I also don't like the idea of "snippets"--non portable divergences from the XSL standard of having fo:root be the top of all FO documents. We should not be encouraging users to starting their work with fo:blocks (it is only speculative what such FO's would mean absent their parents anyway.) Let's wait until the XSL rec defines snippets first--they might do that someday, actually.

And what a coincidence: I've had a
discussion exactly today where we talked about rendering FO snippets to
EMF (Windows enhanced metafile format) for inclusion in a Win32-based
reporting engine.




I would see another application calling FOP, providing a default fo:root-based structure around the snippet that the user provides (say, an fo:block). But asking FOP to process a snippet with nothing else is kind of like asking javac to compile a class snippet (say, just an "if" statement.). Too much to ask--compilers and FO Processors both have grammars to follow.

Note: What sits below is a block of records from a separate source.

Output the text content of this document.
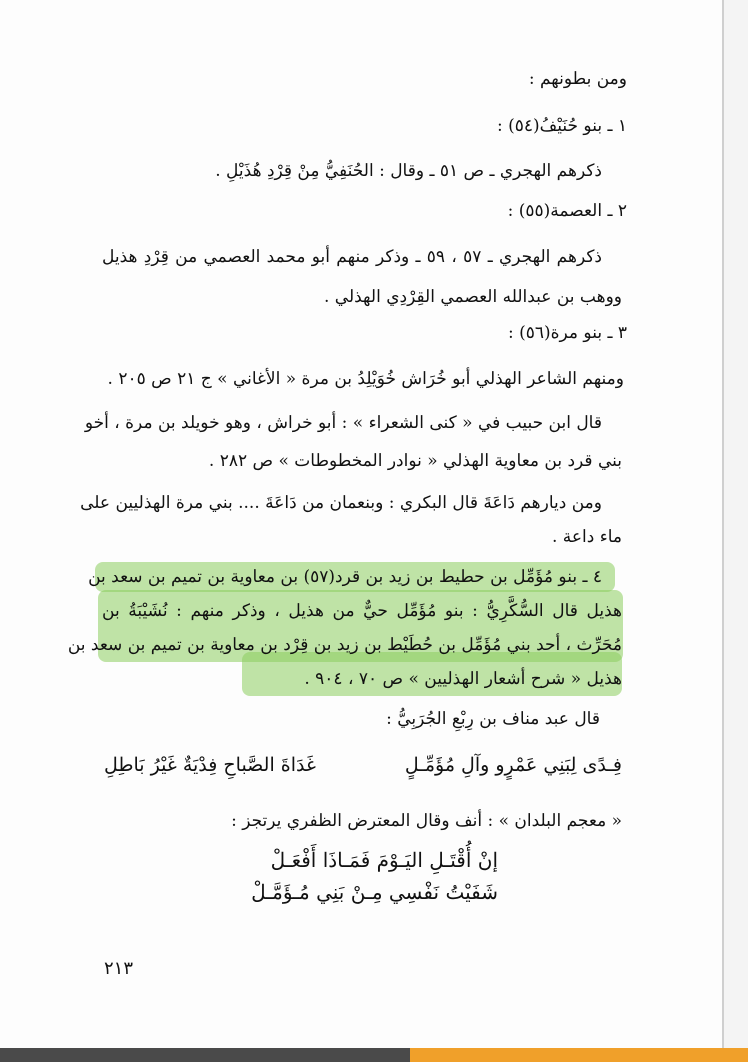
ومن بطونهم :
١ ـ بنو حُنَيْفُ(٥٤) :
ذكرهم الهجري ـ ص ٥١ ـ وقال : الحُنَفِيُّ مِنْ قِرْدِ هُذَيْلِ .
٢ ـ العصمة(٥٥) :
ذكرهم الهجري ـ ٥٧ ، ٥٩ ـ وذكر منهم أبو محمد العصمي من قِرْدِ هذيل
ووهب بن عبدالله العصمي القِرْدِي الهذلي .
٣ ـ بنو مرة(٥٦) :
ومنهم الشاعر الهذلي أبو خُرَاش خُوَيْلِدُ بن مرة « الأغاني » ج ٢١ ص ٢٠٥ .
قال ابن حبيب في « كنى الشعراء » : أبو خراش ، وهو خويلد بن مرة ، أخو
بني قرد بن معاوية الهذلي « نوادر المخطوطات » ص ٢٨٢ .
ومن ديارهم دَاعَةَ قال البكري : وبنعمان من دَاعَةَ .... بني مرة الهذليين على
ماء داعة .
٤ ـ بنو مُؤَمِّل بن حطيط بن زيد بن قرد(٥٧) بن معاوية بن تميم بن سعد بن
هذيل قال السُّكَّرِيُّ : بنو مُؤَمِّل حيٌّ من هذيل ، وذكر منهم : نُشَيْبَةُ بن
مُحَرِّث ، أحد بني مُؤَمِّل بن حُطَيْط بن زيد بن قِرْد بن معاوية بن تميم بن سعد بن
هذيل « شرح أشعار الهذليين » ص ٧٠ ، ٩٠٤ .
قال عبد مناف بن رِبْعِ الجُرَبِيُّ :
فِـدًى لِبَنِي عَمْرٍو وآلِ مُؤَمِّـلٍ
غَدَاةَ الصَّباحِ فِدْيَةٌ غَيْرُ بَاطِلِ
« معجم البلدان » : أنف وقال المعترض الظفري يرتجز :
إنْ أُقْتَـلِ اليَـوْمَ فَمَـاذَا أَفْعَـلْ
شَفَيْتُ نَفْسِي مِـنْ بَنِي مُـؤَمَّـلْ
٢١٣
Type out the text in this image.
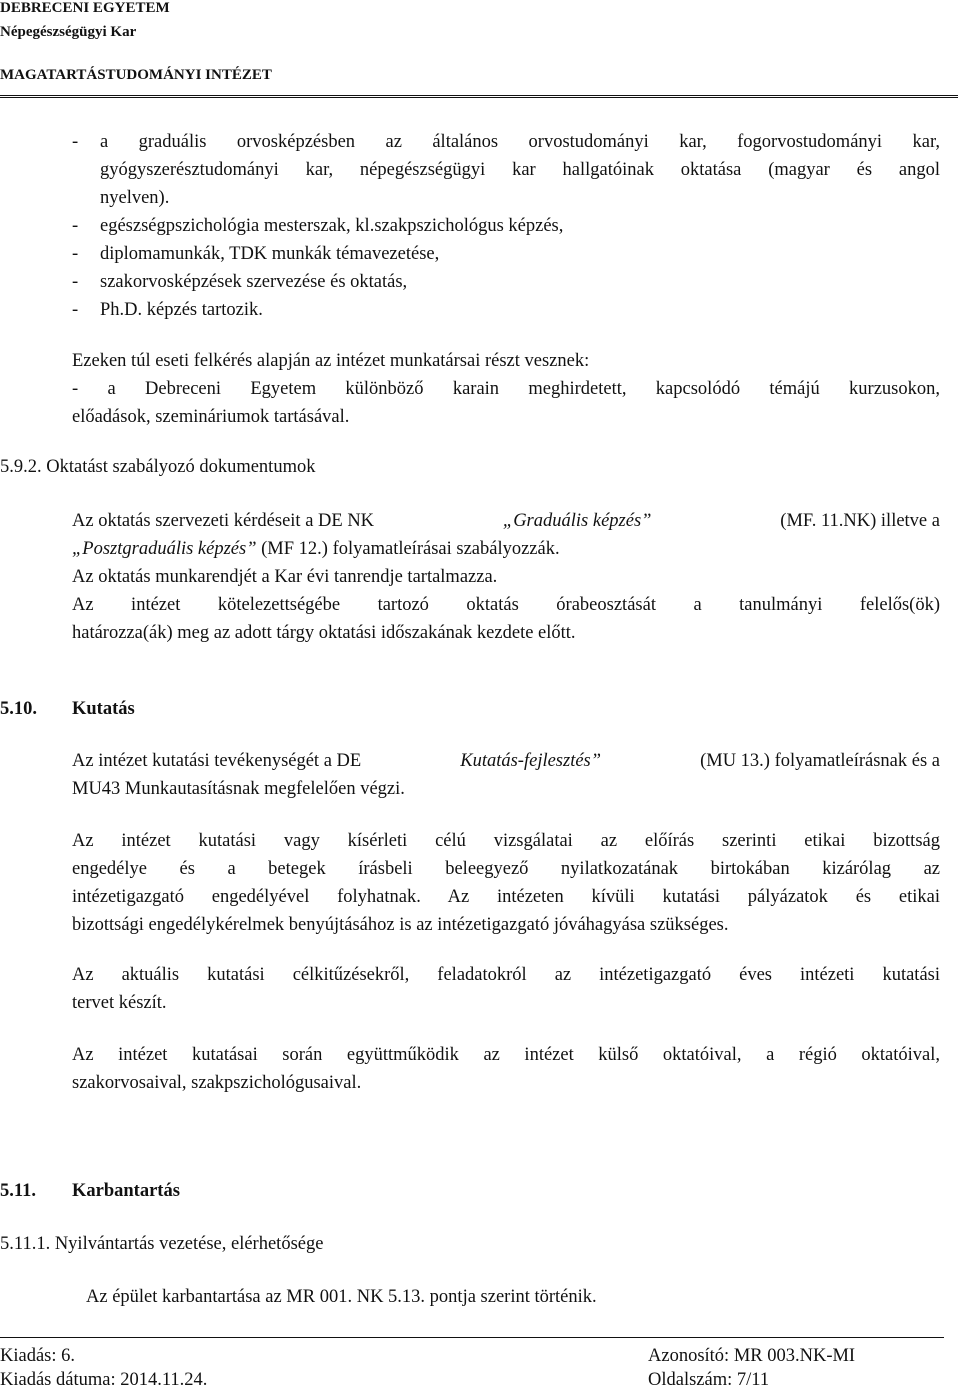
DEBRECENI EGYETEM
Népegészségügyi Kar
MAGATARTÁSTUDOMÁNYI INTÉZET
- a graduális orvosképzésben az általános orvostudományi kar, fogorvostudományi kar,
gyógyszerésztudományi kar, népegészségügyi kar hallgatóinak oktatása (magyar és angol
nyelven).
- egészségpszichológia mesterszak, kl.szakpszichológus képzés,
- diplomamunkák, TDK munkák témavezetése,
- szakorvosképzések szervezése és oktatás,
- Ph.D. képzés tartozik.
Ezeken túl eseti felkérés alapján az intézet munkatársai részt vesznek:
- a Debreceni Egyetem különböző karain meghirdetett, kapcsolódó témájú kurzusokon,
előadások, szemináriumok tartásával.
5.9.2. Oktatást szabályozó dokumentumok
Az oktatás szervezeti kérdéseit a DE NK	„Graduális képzés”	(MF. 11.NK) illetve a
„Posztgraduális képzés” (MF 12.) folyamatleírásai szabályozzák.
Az oktatás munkarendjét a Kar évi tanrendje tartalmazza.
Az intézet kötelezettségébe tartozó oktatás órabeosztását a tanulmányi felelős(ök)
határozza(ák) meg az adott tárgy oktatási időszakának kezdete előtt.
5.10. Kutatás
Az intézet kutatási tevékenységét a DE	Kutatás-fejlesztés”	(MU 13.) folyamatleírásnak és a
MU43 Munkautasításnak megfelelően végzi.
Az intézet kutatási vagy kísérleti célú vizsgálatai az előírás szerinti etikai bizottság
engedélye és a betegek írásbeli beleegyező nyilatkozatának birtokában kizárólag az
intézetigazgató engedélyével folyhatnak. Az intézeten kívüli kutatási pályázatok és etikai
bizottsági engedélykérelmek benyújtásához is az intézetigazgató jóváhagyása szükséges.
Az aktuális kutatási célkitűzésekről, feladatokról az intézetigazgató éves intézeti kutatási
tervet készít.
Az intézet kutatásai során együttműködik az intézet külső oktatóival, a régió oktatóival,
szakorvosaival, szakpszichológusaival.
5.11. Karbantartás
5.11.1. Nyilvántartás vezetése, elérhetősége
Az épület karbantartása az MR 001. NK 5.13. pontja szerint történik.
Kiadás: 6.	Azonosító: MR 003.NK-MI
Kiadás dátuma: 2014.11.24.	Oldalszám: 7/11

My preference would be to explicit pass the shared data (in this case the FOEventHandler) to the classes that needs it. If the recursion Glen discovered is deemed too slow, then store the FOEventHandler in an instance field for each FONode.



My preference, too. But having too much in FONode will generate a lot memory consumption. Just the logger instance in the maintenance branch takes up a lot of memory. As long as we can keep such a reference to count one I don't think this is such a big problem, however.




The ThreadLocal was just an intriguing idea but your comment already lets
me dismiss it. It's probably more trouble than it's worth.


Jeremias Maerki





I'm not sure I would mind ThreadLocal here. According to [2], it is kind of fast, at least in 1.4. That, or returning to the old recursion method, appear to me to be the best options.


[2] http://www-106.ibm.com/developerworks/java/library/j-threads3.html

A third option, which may also have nice benefits, is getting rid of startElement() and endElement() within the FO's, and doing that all in FOTreeBuilder.